Not only her values, but even the kind of self she proudly exhibited—an endurance self—seemed to need defending, because it too seemed to be going out of fashion along with all the blue-collar jobs. “They used to brag on my dad at the plant that he was so reliable and steady.” Janice tells me proudly. But what did that count for anymore? Like her father and uncle, Harold Areno, Janice feels proud to have a rooted self, a self based in a busy, dense, stable community of relatives, co-parishioners, and friends. A newer cosmopolitan self, one that seemed uprooted, loosely attached to an immediate community, prepared to know a lot of people just a little bit, a mobile, even migratory self—this seemed to be coming into vogue. Such a self took pride in exposure to a diverse set of moral codes, but did a person with that kind of self end up thinking “anything goes”? It was frightening. It was wrong. And Janice was having none of it.

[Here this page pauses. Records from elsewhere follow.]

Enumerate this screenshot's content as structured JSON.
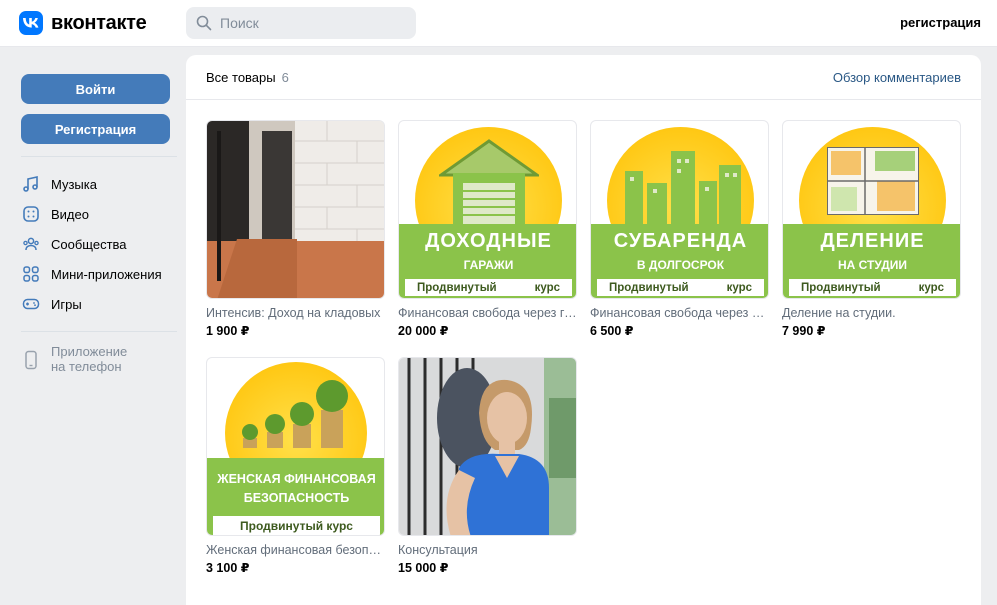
{
  "header": {
    "brand": "вконтакте",
    "search_placeholder": "Поиск",
    "register_link": "регистрация"
  },
  "sidebar": {
    "login_label": "Войти",
    "signup_label": "Регистрация",
    "items": [
      {
        "label": "Музыка",
        "icon": "music-icon"
      },
      {
        "label": "Видео",
        "icon": "video-icon"
      },
      {
        "label": "Сообщества",
        "icon": "communities-icon"
      },
      {
        "label": "Мини-приложения",
        "icon": "mini-apps-icon"
      },
      {
        "label": "Игры",
        "icon": "gamepad-icon"
      }
    ],
    "app": {
      "line1": "Приложение",
      "line2": "на телефон",
      "icon": "phone-icon"
    }
  },
  "main": {
    "title": "Все товары",
    "count": "6",
    "reviews_link": "Обзор комментариев",
    "products": [
      {
        "name": "Интенсив: Доход на кладовых",
        "price": "1 900 ₽"
      },
      {
        "name": "Финансовая свобода через гаражи",
        "price": "20 000 ₽",
        "banner_big": "ДОХОДНЫЕ",
        "banner_small": "ГАРАЖИ",
        "course_a": "Продвинутый",
        "course_b": "курс"
      },
      {
        "name": "Финансовая свобода через субаренду",
        "price": "6 500 ₽",
        "banner_big": "СУБАРЕНДА",
        "banner_small": "В ДОЛГОСРОК",
        "course_a": "Продвинутый",
        "course_b": "курс"
      },
      {
        "name": "Деление на студии.",
        "price": "7 990 ₽",
        "banner_big": "ДЕЛЕНИЕ",
        "banner_small": "НА СТУДИИ",
        "course_a": "Продвинутый",
        "course_b": "курс"
      },
      {
        "name": "Женская финансовая безопасность",
        "price": "3 100 ₽",
        "banner_line1": "ЖЕНСКАЯ ФИНАНСОВАЯ",
        "banner_line2": "БЕЗОПАСНОСТЬ",
        "course": "Продвинутый курс"
      },
      {
        "name": "Консультация",
        "price": "15 000 ₽"
      }
    ]
  },
  "colors": {
    "accent": "#447bba",
    "brand": "#0077ff",
    "banner_green": "#8bc34a",
    "sun_yellow": "#ffc800"
  }
}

She was doing yet more emotional work disregarding the downside of life in the buckle of America’s energy belt. She was focused on the upside. Industry was a loyal friend to her, and she to it. As for pollution, “A company has a job to do; it’s making things people want and need. Just like people have to go to the bathroom, plants do too. You can’t just say, ‘don’t do it.’” But while she sided with Citgo, with Sasol, with Monsanto and other companies in the state, Janice felt obliged to set aside problems she knew existed but had decided to accept.

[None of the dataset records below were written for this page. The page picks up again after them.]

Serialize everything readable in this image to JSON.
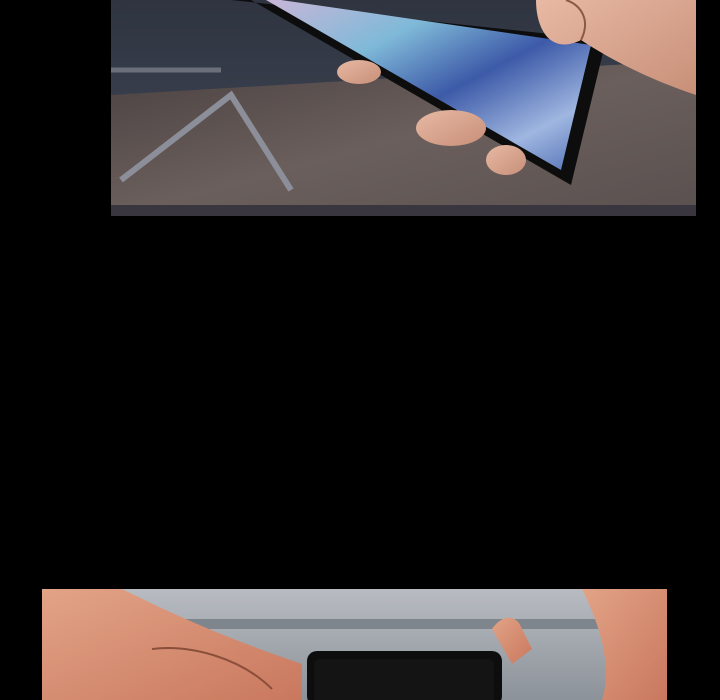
{
  "background_color": "#000000",
  "panels": [
    {
      "name": "panel-top",
      "description_icon": "hand-holding-phone-illustration",
      "colors": {
        "floor": "#5a4f4c",
        "wall": "#3b4250",
        "skin": "#d9a48e",
        "phone_body": "#111111",
        "screen_primary": "#6f86c9"
      }
    },
    {
      "name": "panel-bottom",
      "description_icon": "hands-holding-phone-illustration",
      "colors": {
        "wall": "#9aa0a6",
        "skin": "#d58a6e",
        "phone_body": "#0d0d0d"
      }
    }
  ]
}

After I’d known her for several years, Janice told me that her sister, Joyce, a warm-hearted woman, was planning to move in with her in her new home. Joyce had worked for Olin Chemical as a shipping supervisor checking train cars that had been filled with phosgene (used in making pesticides and, at room temperature, a poisonous gas) without a facial mask. She began to suffer from a debilitating autoimmune disease, had to cut her hours, and struggled to get better with prednisone and naturopathy. Janice herself also suffered from an ailment that she says “is probably related to growing up near the plants.” She was thinking of getting her blood checked. But she wasn’t letting herself get “all anxious” about it.
Janice is already hosting monthly cookouts for the Areno clan. “We had sixty-seven people for a Good Friday cookout,” she says proudly. “We have big cookouts at least once a month, twenty-five if you barely mention it, more if you spread the word. If we’ve got enough food, you eat; if the pots are bare, you didn’t get here in time.”

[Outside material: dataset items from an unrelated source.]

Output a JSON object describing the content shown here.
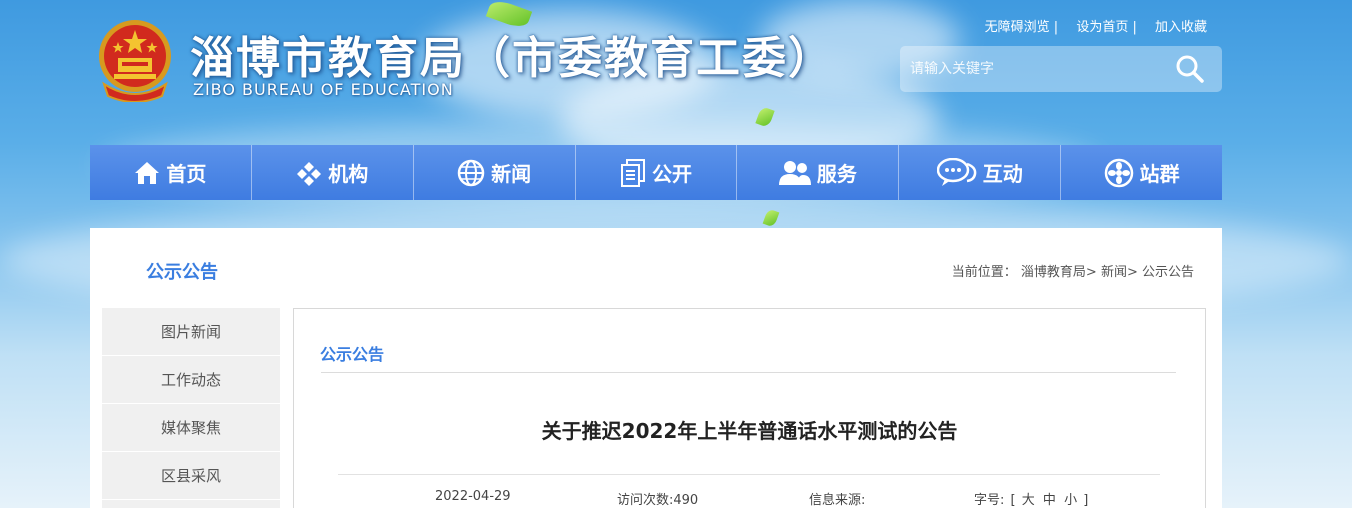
{
  "header": {
    "site_title": "淄博市教育局（市委教育工委）",
    "site_subtitle": "ZIBO BUREAU OF EDUCATION",
    "top_links": [
      "无障碍浏览 |",
      "设为首页 |",
      "加入收藏"
    ],
    "search_placeholder": "请输入关键字"
  },
  "nav": {
    "items": [
      {
        "label": "首页",
        "icon": "home-icon"
      },
      {
        "label": "机构",
        "icon": "org-icon"
      },
      {
        "label": "新闻",
        "icon": "globe-icon"
      },
      {
        "label": "公开",
        "icon": "document-icon"
      },
      {
        "label": "服务",
        "icon": "users-icon"
      },
      {
        "label": "互动",
        "icon": "chat-icon"
      },
      {
        "label": "站群",
        "icon": "sites-icon"
      }
    ]
  },
  "main": {
    "section_title": "公示公告",
    "breadcrumb": {
      "prefix": "当前位置：",
      "items": [
        "淄博教育局>",
        "新闻>",
        "公示公告"
      ]
    },
    "sidebar": [
      "图片新闻",
      "工作动态",
      "媒体聚焦",
      "区县采风"
    ],
    "content": {
      "column_title": "公示公告",
      "article_title": "关于推迟2022年上半年普通话水平测试的公告",
      "date": "2022-04-29",
      "visits": "访问次数:490",
      "source": "信息来源:",
      "font_size_label": "字号:",
      "font_size_open": "[",
      "font_size_options": [
        "大",
        "中",
        "小"
      ],
      "font_size_close": "]"
    }
  },
  "colors": {
    "accent": "#3a7ee0",
    "nav_bg": "#4a86e6"
  }
}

Even as pine forests have given way to vast industrial compounds and voters of the South have shifted right, Janice Areno is carrying forward the best she can from her roots—a loving family, ropes and barrels, catfish fishing, deer hunting, and “y’all come” cookouts—with the fruits of a BA and forbearance. She credits her team—her party and the industry she feels it represents—with all her good fortune in life. She’s a Team Loyalist. She originally moved to north Sulphur to escape the plants. But construction soon began on Sasol’s new ethane cracker, only six miles away. “If Sasol has a major fire or explosion, we’d be subject to it,” she says philosophically. And with the fracking boom, other new plants might be creeping closer in the future too. “But hey, you’re subject to earthquakes in Berkeley, California. Things happen.” In the meantime, anyone can stretch out in a deck chair in front of Janice’s new home, by a small fountain, and see an object of great loyalty—pudgy, white foot midair, tusks and trunk aloft.